Self-driving vehicle company Waymo, formerly the Google Self-Driving Car Project, has been making steady progress with its vehicles for months. The Alphabet company is nearing its 10 year anniversary and has passed several milestones including autonomous cars without human test drivers and most recently the announcement of a self-driving taxi service.
On Wednesday, Waymo officially launched Waymo One, its self-driving taxi service in Phoenix, Arizona. The launch may have fallen short of consumer expectations and, as of 48 hours into the service’s launch, riders aren’t sold on Waymo’s promises.

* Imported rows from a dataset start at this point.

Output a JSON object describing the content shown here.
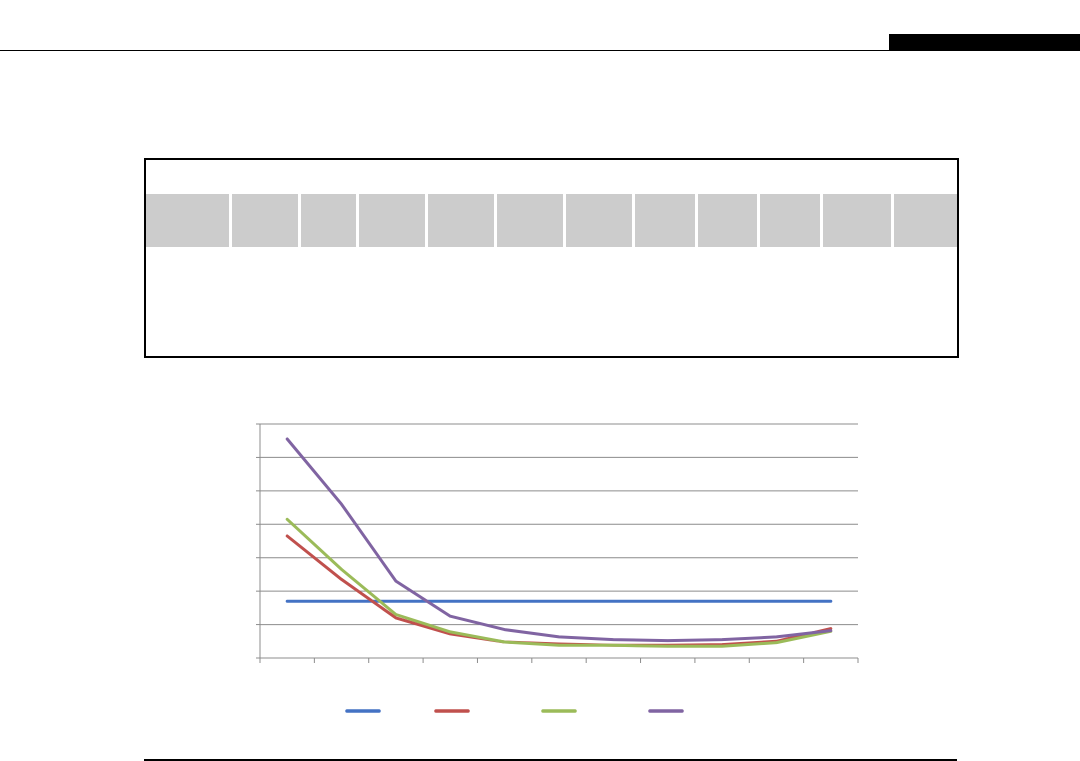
{
  "page": {
    "header_text": "",
    "table_title": ""
  },
  "table": {
    "header_cells": [
      "",
      "",
      "",
      "",
      "",
      "",
      "",
      "",
      "",
      "",
      "",
      ""
    ],
    "rows": []
  },
  "chart_data": {
    "type": "line",
    "title": "",
    "xlabel": "",
    "ylabel": "",
    "x": [
      1,
      2,
      3,
      4,
      5,
      6,
      7,
      8,
      9,
      10,
      11
    ],
    "ylim": [
      0,
      7
    ],
    "yticks": [
      0,
      1,
      2,
      3,
      4,
      5,
      6,
      7
    ],
    "grid": true,
    "legend_position": "bottom",
    "series": [
      {
        "color": "#4472C4",
        "values": [
          1.7,
          1.7,
          1.7,
          1.7,
          1.7,
          1.7,
          1.7,
          1.7,
          1.7,
          1.7,
          1.7
        ]
      },
      {
        "color": "#C0504D",
        "values": [
          3.65,
          2.35,
          1.2,
          0.72,
          0.48,
          0.42,
          0.38,
          0.38,
          0.4,
          0.5,
          0.88
        ]
      },
      {
        "color": "#9BBB59",
        "values": [
          4.15,
          2.65,
          1.3,
          0.78,
          0.48,
          0.38,
          0.38,
          0.35,
          0.35,
          0.46,
          0.8
        ]
      },
      {
        "color": "#8064A2",
        "values": [
          6.55,
          4.6,
          2.3,
          1.25,
          0.85,
          0.63,
          0.55,
          0.52,
          0.55,
          0.63,
          0.82
        ]
      }
    ]
  }
}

There are a few inconsistencies between what Waymo has suggested its service would be and what’s actually being observed. The commercial launch of its program was supposed to be open to the public but appears to be no more open than its application-vetted Early Rider Program according to Ars Technica.
While originally billed as fully autonomous the company may have scaled back on the claim as its cars continue to be staffed by humans behind the wheel. Even local residents are hard pressed to spot a vehicle without a driver. “I don’t know that anyone has ever seen one without a driver in the driver seat. They may have done it, but they don’t tell us,” Ryan Randazzo, a reporter at the Arizona Republic, told Ars Technica.
Prior to Waymo One’s launch Randazzo, a resident of the Phoenix area, had been observing its vehicles for months and spent days watching the company’s vehicles in action. He has even posted the results in a YouTube video where he notes in particular that “lane changes appear to be a problem for the cars.”
While Waymo’s progress is promising, there still seem to be issues to resolve before its fleet is street ready. Widely regarded as an AV industry leader, rolling out its self-driving taxi service seems to be proving a tough challenge for Waymo. It may mean a longer than anticipated wait for truly autonomous vehicles as other companies try to catch up.